# Embedding Euclidean buildings into products of trees

A Euclidean building has a natural metric space structure. (A definition of Euclidean building can be found on Wikipedia, or, more expansively, in Section 4 of Kleiner-Leeb.)

Question: Is it true that every (finite rank) Euclidean building has a biLipschitz embedding into a finite product of metric $\mathbb{R}$-trees?

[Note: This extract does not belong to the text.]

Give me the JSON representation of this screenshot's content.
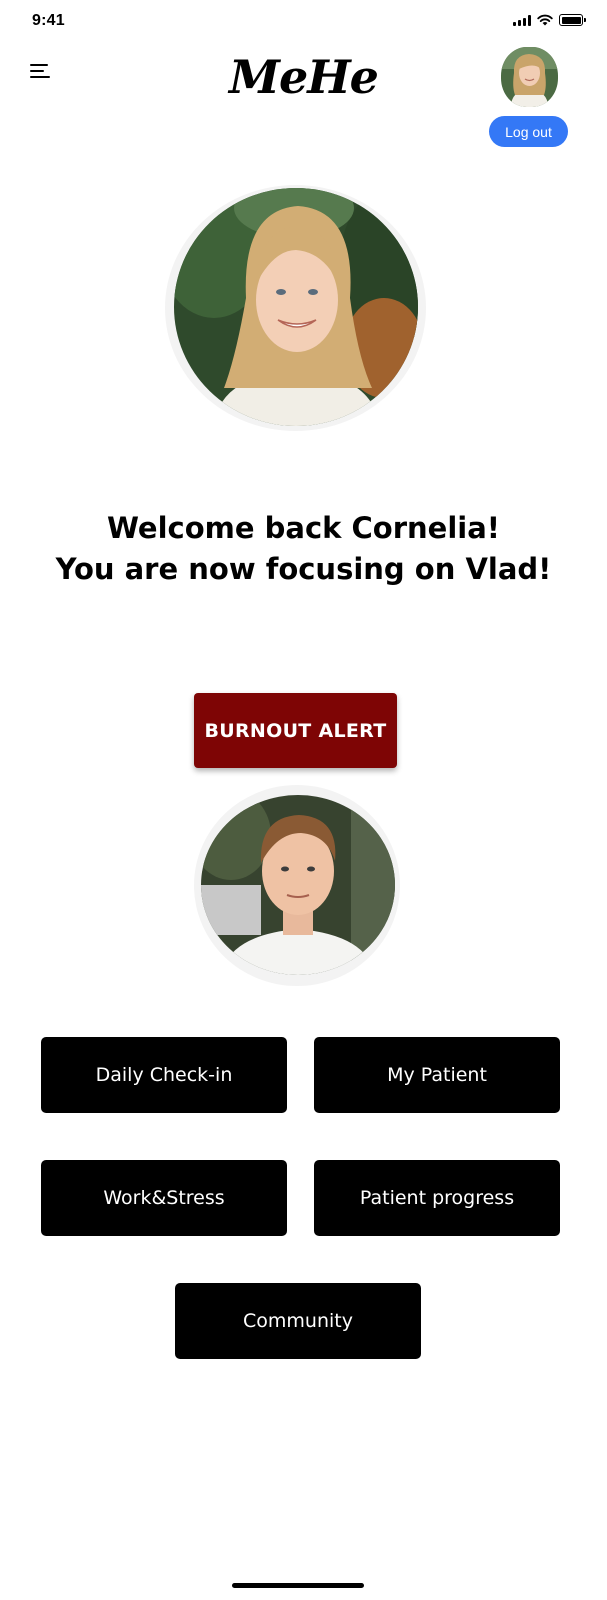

It follows from the results of Lang-Schlichenmaier that a Euclidean building $X$ of rank $n$ admits an embedding $f$ into the product $T$ of $n+1$ trees, with the property that for some $C>1$ and $p>0$, $$C^{-1}d_X(x,y)^p \leq d_T(f(x),f(y)) \leq Cd_X(x,y)^p.$$ So what I am asking is if there is any obstruction to taking $p=1$ (maybe increasing the number of trees in the product if necessary).

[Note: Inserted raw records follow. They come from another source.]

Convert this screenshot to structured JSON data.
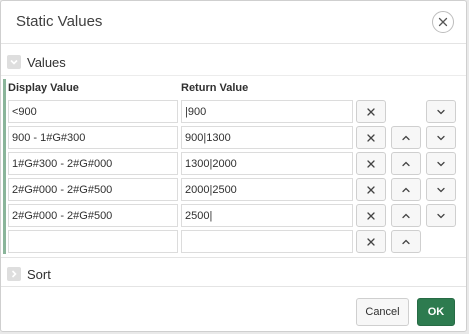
{
  "dialog": {
    "title": "Static Values"
  },
  "sections": {
    "values_label": "Values",
    "sort_label": "Sort"
  },
  "columns": {
    "display": "Display Value",
    "return": "Return Value"
  },
  "rows": [
    {
      "display": "<900",
      "return": "|900",
      "has_up": false,
      "has_down": true
    },
    {
      "display": "900 - 1#G#300",
      "return": "900|1300",
      "has_up": true,
      "has_down": true
    },
    {
      "display": "1#G#300 - 2#G#000",
      "return": "1300|2000",
      "has_up": true,
      "has_down": true
    },
    {
      "display": "2#G#000 - 2#G#500",
      "return": "2000|2500",
      "has_up": true,
      "has_down": true
    },
    {
      "display": "2#G#000 - 2#G#500",
      "return": "2500|",
      "has_up": true,
      "has_down": true
    },
    {
      "display": "",
      "return": "",
      "has_up": true,
      "has_down": false
    }
  ],
  "footer": {
    "cancel_label": "Cancel",
    "ok_label": "OK"
  },
  "icons": {
    "close": "close-icon",
    "remove": "x-icon",
    "up": "chevron-up-icon",
    "down": "chevron-down-icon",
    "section_open": "chevron-down-icon",
    "section_closed": "chevron-right-icon"
  },
  "colors": {
    "primary": "#2d7b4f",
    "accent": "#8ab59a"
  }
}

Apologies if the question is foolish, I am not an expert on buildings.

• I think taking $p=1$ is prevented by the Kleiner-Leeb result on quasi-isometric rigidity of Euclidean buildings: see Theorem 1.1.2 in math.nyu.edu/~bkleiner/symm.pdf – Alain Valette Jan 14 '15 at 22:45
• Prof. Valette: Thank you for the response. I don't see how Theorem 1.1.2 in Kleiner-Leeb answers my question, as the quasi-isometries considered in that theorem are assumed to be (coarsely) surjective, whereas I am only interested in an embedding result. (Or did I misunderstand? I reiterate my lack of expertise re: buildings.) – user65993 Jan 14 '15 at 23:10
• You're right, I overlooked the surjectivity issue. I leave my comment however, as a very partial contribution. – Alain Valette Jan 15 '15 at 9:49
• It's an open question whether $SL_{3}(\mathbf{Q}_p)$ (or equivalently its Euclidean building) has a quasi-isometric embedding into a product of trees (and more generally $SL_d(\mathbf{Q}_p)$ or $SL_d(\mathbf{R})$ for some/any $d\ge 3$). – YCor Jan 15 '15 at 10:03
• Prof. de Cornulier: Thank you. So it appears that my slightly stronger question may be open as well (or false), but certainly that no proof is known. Do you know of a reference to read more about these specific examples? – user65993 Jan 15 '15 at 13:45

The problem of existence/nonexistence of quasi-isometric embeddings $X\to Y$ between symmetric spaces and locally compact Euclidean buildings of rank $\ge 2$ is wide-open in the case when $rank(Y)> rank(X)$ (assuming, of course, that $dim(X)<dim(Y)$ in the setting of symmetric spaces). The most up-to date results and references can be found in this paper paper by Fisher and Whyte from last year. For instance, it is not unreasonable to expect that each locally finite Euclidean building $X$ admits a QI embedding into the product of $n$ simplicial trees of valence $3$, where $n$ depends on $X$.